FOR THE BROTHERHOOD:
(SGD.) J. J. BOYCE
System General Chairman
There appeared on behalf of the Company:
B. Weinert – Manager Labour Relations, CPE&T, Toronto
D. Bennett – Manager Human Resources, CanPar, Toronto
B. D. Neill – Director Labour Relations, Toronto
And on behalf of the Brotherhood:
J. J. Boyce – General Chairman, Toronto
G. Moore – Vice-General Chairman, Moose Jaw
M. Flynn – Vice-General Chairman, Vancouver
AWARD OF THE ARBITRATOR
On a careful review of the material filed, the Arbitrator has some difficulty accepting the Union's version that the actions of the grievor were entirely in the nature of self-defense and solely in response to the provocation of his supervisor. If the grievor's account is to be believed, his supervisor invited him to leave the work area, and to proceed to a downstairs level to "have it out" by fighting, even though Mr. Whiteside had done or said nothing insubordinate, insulting or provoking to his supervisor.
I am satisfied that in fact the grievor protested verbally and in unacceptably strong terms, when his supervisor advised him that he would lose a half an hour's pay for having failed to proceed immediately to work at the beginning of the shift. Thereafter, he willingly proceeded into a situation which he knew, or should have known, was going to involve a fight between himself and Mr. Osterhout. While the two men's respective accounts of the fight differ in some details, they both confirm that it was a vicious altercation which could have resulted in serious injury.

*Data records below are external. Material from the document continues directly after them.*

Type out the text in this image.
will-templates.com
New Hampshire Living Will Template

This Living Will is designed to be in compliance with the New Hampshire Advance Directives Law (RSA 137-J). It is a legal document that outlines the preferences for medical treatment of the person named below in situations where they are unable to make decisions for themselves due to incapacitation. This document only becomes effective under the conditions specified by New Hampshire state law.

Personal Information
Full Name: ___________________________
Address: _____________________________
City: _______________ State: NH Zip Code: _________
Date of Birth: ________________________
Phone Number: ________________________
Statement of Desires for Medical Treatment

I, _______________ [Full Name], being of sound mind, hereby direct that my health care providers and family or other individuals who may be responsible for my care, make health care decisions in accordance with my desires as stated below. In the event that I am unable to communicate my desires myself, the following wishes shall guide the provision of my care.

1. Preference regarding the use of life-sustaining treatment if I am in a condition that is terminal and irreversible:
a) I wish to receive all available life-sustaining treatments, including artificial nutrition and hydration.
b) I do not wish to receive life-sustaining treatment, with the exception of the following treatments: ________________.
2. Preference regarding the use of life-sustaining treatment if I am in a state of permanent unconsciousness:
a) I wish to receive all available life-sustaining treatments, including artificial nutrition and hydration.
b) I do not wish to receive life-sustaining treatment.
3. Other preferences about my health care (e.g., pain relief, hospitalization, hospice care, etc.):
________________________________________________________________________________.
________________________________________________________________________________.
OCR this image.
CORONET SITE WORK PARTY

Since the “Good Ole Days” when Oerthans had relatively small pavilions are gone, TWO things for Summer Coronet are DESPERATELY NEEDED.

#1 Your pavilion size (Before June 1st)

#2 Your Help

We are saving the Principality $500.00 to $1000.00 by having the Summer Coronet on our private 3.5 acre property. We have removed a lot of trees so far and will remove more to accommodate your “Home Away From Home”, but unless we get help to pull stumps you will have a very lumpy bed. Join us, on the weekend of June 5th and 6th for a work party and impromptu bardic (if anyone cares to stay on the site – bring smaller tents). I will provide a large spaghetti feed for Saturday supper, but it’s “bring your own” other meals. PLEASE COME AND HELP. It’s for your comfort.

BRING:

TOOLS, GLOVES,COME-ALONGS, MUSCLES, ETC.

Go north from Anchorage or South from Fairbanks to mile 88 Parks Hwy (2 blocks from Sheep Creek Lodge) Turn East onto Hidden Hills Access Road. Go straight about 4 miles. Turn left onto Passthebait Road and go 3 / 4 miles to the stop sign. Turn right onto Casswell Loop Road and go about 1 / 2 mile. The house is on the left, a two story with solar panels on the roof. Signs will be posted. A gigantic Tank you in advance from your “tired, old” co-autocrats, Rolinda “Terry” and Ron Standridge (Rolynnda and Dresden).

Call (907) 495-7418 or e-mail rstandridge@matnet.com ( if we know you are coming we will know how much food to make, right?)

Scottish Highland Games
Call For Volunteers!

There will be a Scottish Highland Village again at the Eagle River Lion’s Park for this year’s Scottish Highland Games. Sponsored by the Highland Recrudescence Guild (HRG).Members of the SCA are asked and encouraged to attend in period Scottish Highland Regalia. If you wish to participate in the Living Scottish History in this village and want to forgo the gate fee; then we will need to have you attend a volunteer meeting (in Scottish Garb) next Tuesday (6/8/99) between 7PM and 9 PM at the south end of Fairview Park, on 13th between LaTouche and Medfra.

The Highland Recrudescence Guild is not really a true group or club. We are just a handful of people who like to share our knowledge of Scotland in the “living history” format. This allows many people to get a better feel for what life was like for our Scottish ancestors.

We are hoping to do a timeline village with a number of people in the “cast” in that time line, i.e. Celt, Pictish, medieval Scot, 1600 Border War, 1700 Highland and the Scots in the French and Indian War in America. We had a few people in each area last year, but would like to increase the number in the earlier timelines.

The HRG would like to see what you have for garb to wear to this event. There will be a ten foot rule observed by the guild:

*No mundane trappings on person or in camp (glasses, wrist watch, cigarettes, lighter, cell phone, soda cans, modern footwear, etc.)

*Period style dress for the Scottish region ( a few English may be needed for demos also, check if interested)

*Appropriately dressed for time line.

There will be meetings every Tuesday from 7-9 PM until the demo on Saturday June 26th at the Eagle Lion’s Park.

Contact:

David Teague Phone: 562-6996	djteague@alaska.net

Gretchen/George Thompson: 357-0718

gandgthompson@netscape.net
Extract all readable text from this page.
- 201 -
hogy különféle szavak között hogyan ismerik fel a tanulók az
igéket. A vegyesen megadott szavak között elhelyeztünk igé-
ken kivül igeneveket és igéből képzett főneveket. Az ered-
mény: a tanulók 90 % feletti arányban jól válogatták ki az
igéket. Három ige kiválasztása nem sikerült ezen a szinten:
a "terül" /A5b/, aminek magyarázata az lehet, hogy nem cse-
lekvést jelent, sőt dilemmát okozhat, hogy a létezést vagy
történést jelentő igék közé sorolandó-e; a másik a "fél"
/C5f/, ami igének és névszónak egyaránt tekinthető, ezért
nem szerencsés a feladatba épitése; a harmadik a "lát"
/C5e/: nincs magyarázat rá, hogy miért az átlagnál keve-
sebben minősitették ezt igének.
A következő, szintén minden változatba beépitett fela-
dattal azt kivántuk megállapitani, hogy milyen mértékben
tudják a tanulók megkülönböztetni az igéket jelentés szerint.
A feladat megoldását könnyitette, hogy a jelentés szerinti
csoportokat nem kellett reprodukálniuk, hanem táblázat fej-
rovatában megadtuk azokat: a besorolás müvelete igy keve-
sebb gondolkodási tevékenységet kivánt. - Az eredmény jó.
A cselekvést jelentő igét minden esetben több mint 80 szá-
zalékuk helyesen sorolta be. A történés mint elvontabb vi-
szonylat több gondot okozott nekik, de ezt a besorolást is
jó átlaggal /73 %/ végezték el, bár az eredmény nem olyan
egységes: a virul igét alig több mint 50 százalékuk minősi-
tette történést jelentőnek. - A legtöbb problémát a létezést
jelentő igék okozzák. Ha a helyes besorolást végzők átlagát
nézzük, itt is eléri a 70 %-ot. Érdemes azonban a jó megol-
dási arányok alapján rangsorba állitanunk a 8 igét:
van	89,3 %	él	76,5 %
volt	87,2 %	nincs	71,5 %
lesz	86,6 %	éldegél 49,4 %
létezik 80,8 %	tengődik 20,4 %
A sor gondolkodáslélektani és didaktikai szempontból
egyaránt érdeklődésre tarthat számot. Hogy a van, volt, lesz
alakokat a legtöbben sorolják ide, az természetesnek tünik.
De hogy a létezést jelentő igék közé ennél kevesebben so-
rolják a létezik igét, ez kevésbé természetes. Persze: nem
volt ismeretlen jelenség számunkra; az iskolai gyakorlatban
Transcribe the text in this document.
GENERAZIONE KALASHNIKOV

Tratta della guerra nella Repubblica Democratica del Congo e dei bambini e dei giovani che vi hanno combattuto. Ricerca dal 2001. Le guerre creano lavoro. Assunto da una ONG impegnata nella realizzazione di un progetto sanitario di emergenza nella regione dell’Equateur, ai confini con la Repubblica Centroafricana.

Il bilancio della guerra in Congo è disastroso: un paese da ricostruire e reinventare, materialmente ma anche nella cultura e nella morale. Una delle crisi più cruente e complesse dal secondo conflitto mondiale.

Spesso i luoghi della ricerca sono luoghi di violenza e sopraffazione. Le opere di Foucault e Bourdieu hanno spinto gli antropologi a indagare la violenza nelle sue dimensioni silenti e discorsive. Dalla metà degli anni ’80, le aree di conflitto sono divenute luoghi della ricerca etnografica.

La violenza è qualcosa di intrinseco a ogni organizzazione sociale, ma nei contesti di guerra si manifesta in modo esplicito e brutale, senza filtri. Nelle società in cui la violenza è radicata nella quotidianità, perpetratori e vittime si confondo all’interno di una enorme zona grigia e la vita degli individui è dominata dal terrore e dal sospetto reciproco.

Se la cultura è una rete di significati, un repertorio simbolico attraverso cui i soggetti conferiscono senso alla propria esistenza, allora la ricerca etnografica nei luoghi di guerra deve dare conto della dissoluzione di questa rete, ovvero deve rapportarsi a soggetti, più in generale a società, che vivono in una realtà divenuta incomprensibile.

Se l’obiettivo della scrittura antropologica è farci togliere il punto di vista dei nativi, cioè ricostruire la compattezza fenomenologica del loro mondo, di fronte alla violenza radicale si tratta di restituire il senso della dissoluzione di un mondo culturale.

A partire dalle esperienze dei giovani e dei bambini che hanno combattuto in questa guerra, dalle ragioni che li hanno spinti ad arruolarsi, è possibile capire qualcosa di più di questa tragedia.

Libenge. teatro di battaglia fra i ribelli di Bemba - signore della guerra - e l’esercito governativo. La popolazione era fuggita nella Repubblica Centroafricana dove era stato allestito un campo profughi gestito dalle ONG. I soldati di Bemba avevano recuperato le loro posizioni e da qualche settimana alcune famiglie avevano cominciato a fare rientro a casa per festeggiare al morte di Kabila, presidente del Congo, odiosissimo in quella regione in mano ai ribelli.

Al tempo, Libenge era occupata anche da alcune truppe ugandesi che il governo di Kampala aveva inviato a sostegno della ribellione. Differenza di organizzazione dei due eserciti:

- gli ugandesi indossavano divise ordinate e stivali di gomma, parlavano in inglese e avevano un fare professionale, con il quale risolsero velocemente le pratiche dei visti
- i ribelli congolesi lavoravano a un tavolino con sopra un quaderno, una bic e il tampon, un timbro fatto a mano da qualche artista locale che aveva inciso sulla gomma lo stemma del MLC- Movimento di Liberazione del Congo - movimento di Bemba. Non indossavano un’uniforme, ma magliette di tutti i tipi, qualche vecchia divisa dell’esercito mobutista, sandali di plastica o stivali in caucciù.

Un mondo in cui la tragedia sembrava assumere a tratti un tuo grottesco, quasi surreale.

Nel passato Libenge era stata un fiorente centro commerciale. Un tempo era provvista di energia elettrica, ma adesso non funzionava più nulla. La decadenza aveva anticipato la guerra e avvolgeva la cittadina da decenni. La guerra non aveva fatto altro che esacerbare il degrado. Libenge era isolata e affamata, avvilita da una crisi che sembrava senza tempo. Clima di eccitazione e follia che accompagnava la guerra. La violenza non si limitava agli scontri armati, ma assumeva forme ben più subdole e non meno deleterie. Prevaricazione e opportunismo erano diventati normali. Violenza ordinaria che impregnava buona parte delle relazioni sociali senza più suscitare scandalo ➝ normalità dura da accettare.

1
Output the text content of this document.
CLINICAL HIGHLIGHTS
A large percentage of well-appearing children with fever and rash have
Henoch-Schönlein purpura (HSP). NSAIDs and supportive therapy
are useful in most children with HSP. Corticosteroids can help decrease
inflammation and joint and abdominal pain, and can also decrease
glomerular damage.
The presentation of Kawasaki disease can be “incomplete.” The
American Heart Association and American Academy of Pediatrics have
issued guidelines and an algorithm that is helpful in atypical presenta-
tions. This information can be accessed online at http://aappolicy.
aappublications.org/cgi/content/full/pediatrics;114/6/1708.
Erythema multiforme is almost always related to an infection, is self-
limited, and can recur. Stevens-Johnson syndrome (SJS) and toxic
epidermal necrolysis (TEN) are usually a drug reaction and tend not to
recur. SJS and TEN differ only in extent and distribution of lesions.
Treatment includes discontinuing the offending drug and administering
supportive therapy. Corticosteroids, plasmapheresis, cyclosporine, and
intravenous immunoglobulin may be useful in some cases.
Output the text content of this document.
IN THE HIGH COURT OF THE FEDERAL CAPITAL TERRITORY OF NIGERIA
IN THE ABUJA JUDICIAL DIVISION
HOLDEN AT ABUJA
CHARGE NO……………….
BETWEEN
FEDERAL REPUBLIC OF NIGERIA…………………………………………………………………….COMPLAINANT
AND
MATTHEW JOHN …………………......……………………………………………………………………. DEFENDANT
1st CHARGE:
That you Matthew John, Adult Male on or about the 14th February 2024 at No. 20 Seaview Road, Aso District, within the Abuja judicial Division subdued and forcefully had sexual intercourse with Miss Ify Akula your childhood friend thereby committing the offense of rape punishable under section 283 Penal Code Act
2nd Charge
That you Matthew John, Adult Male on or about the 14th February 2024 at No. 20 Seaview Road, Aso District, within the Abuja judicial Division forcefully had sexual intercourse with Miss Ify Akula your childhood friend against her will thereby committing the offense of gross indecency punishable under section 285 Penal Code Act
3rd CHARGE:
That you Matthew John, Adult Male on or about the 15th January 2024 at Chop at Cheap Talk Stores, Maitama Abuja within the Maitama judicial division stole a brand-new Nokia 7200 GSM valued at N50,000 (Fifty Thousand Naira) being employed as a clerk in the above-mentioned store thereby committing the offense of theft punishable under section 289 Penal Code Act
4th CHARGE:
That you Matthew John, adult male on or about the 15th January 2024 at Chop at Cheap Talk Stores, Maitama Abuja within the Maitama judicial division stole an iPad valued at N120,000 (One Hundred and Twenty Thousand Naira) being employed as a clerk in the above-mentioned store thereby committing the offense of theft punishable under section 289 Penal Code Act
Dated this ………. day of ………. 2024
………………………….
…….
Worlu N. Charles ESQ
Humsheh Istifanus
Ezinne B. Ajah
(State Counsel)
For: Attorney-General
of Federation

The actions of Supervisor Osterhout cannot be too strongly condemned. A supervisor who baits employees into physical confrontations calls seriously into question his ability to be entrusted with any substantial authority. The Company's imposition of a one month suspension on the supervisor is readily understandable. The irresponsibility of Mr. Osterhout, however, does not reduce the severity of the grievor's own actions. Quite apart from who threw the first punch, it is clear that the grievor was not compelled to defend himself until he had first agreed to proceed downstairs with his supervisor. In that venture each was as irresponsible as the other, and the actions were in obvious disregard of their obligation to their employer, and to each other.
In the circumstances the Arbitrator cannot find that the imposition of 40 demerit marks against Mr. Whiteside did not fall within the appropriate range of discipline. Having previously amassed 55 demerit marks, 60 demerits being the number to justify discharge, even a reduction of the sanction to 5 or 10 demerit marks, which the Arbitrator does not consider justified, would have no practical effect.
Lastly, the Arbitrator can give no weight to the submission of the Union that the grievor has been the subject of "double jeopardy", on the apparent theory that his supervisor initially agreed not to report the incident. This argument would supposedly rest on the dubious theory that the beating given to the grievor and the undertaking of silence by his co-combatant constitute a final settlement of the case. Suffice it to say that in Canada supervisors in the position of Mr. Osterhout do not according to the common law of the work place, have any ostensible authority to settle issues of discipline in that way. For obvious policy reasons, any understanding reached between the two men should be given no force and effect by any tribunal with statutory authority under the laws of Canada. To countenance such "agreements" would do little to advance the interests of order and safety in the work place.